By far my personal favorite segment was "Working Through Pain," the story by comics writer Brian Azzarello about how Bruce Wayne trained himself to endure great pain. The one story that most developed Bruce Wayne's character, "Working Through Pain" explored the psychological make-up of Batman without being heavy-handed, often sneaking its message in the back door. In an atmosphere where Batman stories sometimes feel repetitive, this segment had something new to say, and I'll be watching it a few times again.
Probably the strongest overall mix of action and drama was the final one, "Deadshot," by Alan Burnett. Starring the villain of the same name, the story serves as a climax for the entire film and feels the most connected to the movies since its setting is taken right out of the films. It's also got the same flavor as the animated television shows, which comes as no surprise, as Burnett was a frequent writer of that Batman. And anyone who enjoys the Deadshot character will love the little touches in this part of the film that highlight the villain's abilities.
Whether the movie works for a general audience is questionable, but it probably comes as close as any animated Batman before.

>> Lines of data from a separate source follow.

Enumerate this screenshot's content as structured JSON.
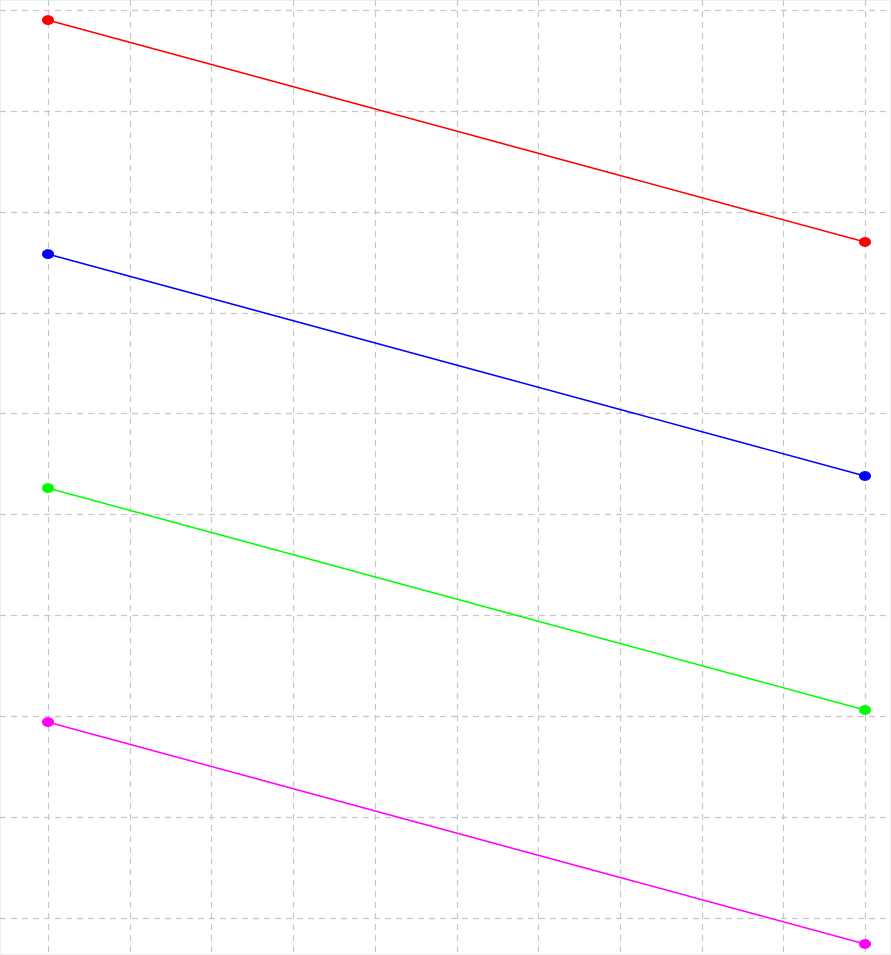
{
  "chart_data": {
    "type": "line",
    "title": "",
    "xlabel": "",
    "ylabel": "",
    "grid": true,
    "legend": "none",
    "xlim": [
      0,
      10
    ],
    "ylim": [
      0,
      9.3
    ],
    "x_gridlines": [
      0,
      1,
      2,
      3,
      4,
      5,
      6,
      7,
      8,
      9,
      10
    ],
    "y_gridlines": [
      0.3,
      1.3,
      2.3,
      3.3,
      4.3,
      5.3,
      6.3,
      7.3,
      8.3,
      9.3
    ],
    "series": [
      {
        "color": "#ff0000",
        "x": [
          0,
          10
        ],
        "y": [
          9.2,
          7.0
        ]
      },
      {
        "color": "#0000ff",
        "x": [
          0,
          10
        ],
        "y": [
          6.88,
          4.68
        ]
      },
      {
        "color": "#00ff00",
        "x": [
          0,
          10
        ],
        "y": [
          4.56,
          2.36
        ]
      },
      {
        "color": "#ff00ff",
        "x": [
          0,
          10
        ],
        "y": [
          2.24,
          0.04
        ]
      }
    ]
  }
}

Because it does function within the universe of the films established by director Christopher Nolan, this will be a Batman that anyone who has seen the film will recognize. And the mix of different anime styles is something that should attract the legions of anime fans who are on the lookout for something new in a style they enjoy.
But the goal of living up to the Animatrix was probably setting the bar a little high. While the animated shorts in Gotham Knight told stories that hold up as surprisingly unique visions of a character who has already been examined exhaustingly in animation, I didn't feel like the film significantly expanded the Batman Begins universe or revealed anything revolutionary about what happened between the movies. The segments were really enjoyable on their own, but few added to the mythos of Batman Begins or offered any new, pertinent information for movie fans.

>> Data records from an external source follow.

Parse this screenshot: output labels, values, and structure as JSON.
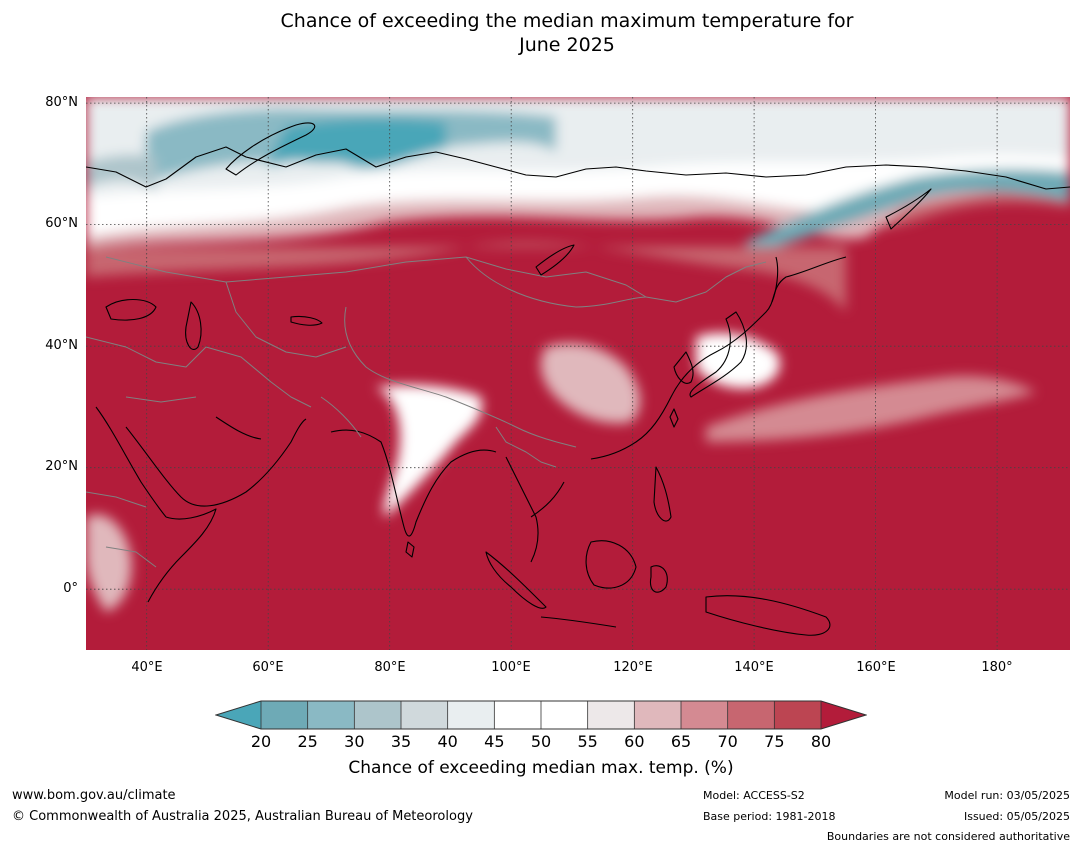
{
  "title": {
    "line1": "Chance of exceeding the median maximum temperature for",
    "line2": "June 2025"
  },
  "map_data": {
    "projection": "equirectangular",
    "lon_range": [
      30,
      192
    ],
    "lat_range": [
      -10,
      81
    ],
    "lat_ticks": [
      {
        "value": 80,
        "label": "80°N"
      },
      {
        "value": 60,
        "label": "60°N"
      },
      {
        "value": 40,
        "label": "40°N"
      },
      {
        "value": 20,
        "label": "20°N"
      },
      {
        "value": 0,
        "label": "0°"
      }
    ],
    "lon_ticks": [
      {
        "value": 40,
        "label": "40°E"
      },
      {
        "value": 60,
        "label": "60°E"
      },
      {
        "value": 80,
        "label": "80°E"
      },
      {
        "value": 100,
        "label": "100°E"
      },
      {
        "value": 120,
        "label": "120°E"
      },
      {
        "value": 140,
        "label": "140°E"
      },
      {
        "value": 160,
        "label": "160°E"
      },
      {
        "value": 180,
        "label": "180°"
      }
    ],
    "gridlines": "dotted",
    "dominant_category": "above 80%"
  },
  "colorbar": {
    "ticks": [
      "20",
      "25",
      "30",
      "35",
      "40",
      "45",
      "50",
      "55",
      "60",
      "65",
      "70",
      "75",
      "80"
    ],
    "colors": [
      "#4aa6b8",
      "#6eaab6",
      "#8ab9c4",
      "#adc5cb",
      "#d0d9dc",
      "#e9eef0",
      "#ffffff",
      "#ffffff",
      "#ede8e9",
      "#e0b8bc",
      "#d48a92",
      "#c76670",
      "#bc4552",
      "#b31c3a"
    ],
    "label": "Chance of exceeding median max. temp. (%)"
  },
  "footer": {
    "website": "www.bom.gov.au/climate",
    "copyright": "© Commonwealth of Australia 2025, Australian Bureau of Meteorology",
    "model": "Model: ACCESS-S2",
    "base_period": "Base period: 1981-2018",
    "model_run": "Model run: 03/05/2025",
    "issued": "Issued: 05/05/2025",
    "disclaimer": "Boundaries are not considered authoritative"
  }
}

For comic book fans, I'm tempted to equate this DVD to a highly recommended trade paperback filled with "done-in-one" Batman stories by some of the best writers in the business. While there were a few through-lines that linked the segments, they still felt really separate. That's probably one of the film's weaknesses, but it honestly didn't detract much from my enjoyment. Because I'm accustomed to reading short comic book stories about Batman, this DVD felt to me like a collection of well-written comics drawn in an experimental style that just happened to move. And I'm all about reading a good done-in-one Batman story, especially by writers like Greg Rucka, David Goyer and Brian Azzarello.
While there's nothing here that could be called a necessity for the films -- and there's very little that feels like a mind-boggling addition to what we already know about Batman -- for anyone who enjoys a good Batman story, you're going to get six of them. Six solid, fun, sometimes humorous and often hard-hitting tales about the world of Batman. And with these stories, the popcorn butter on your fingers won't ruin the pages.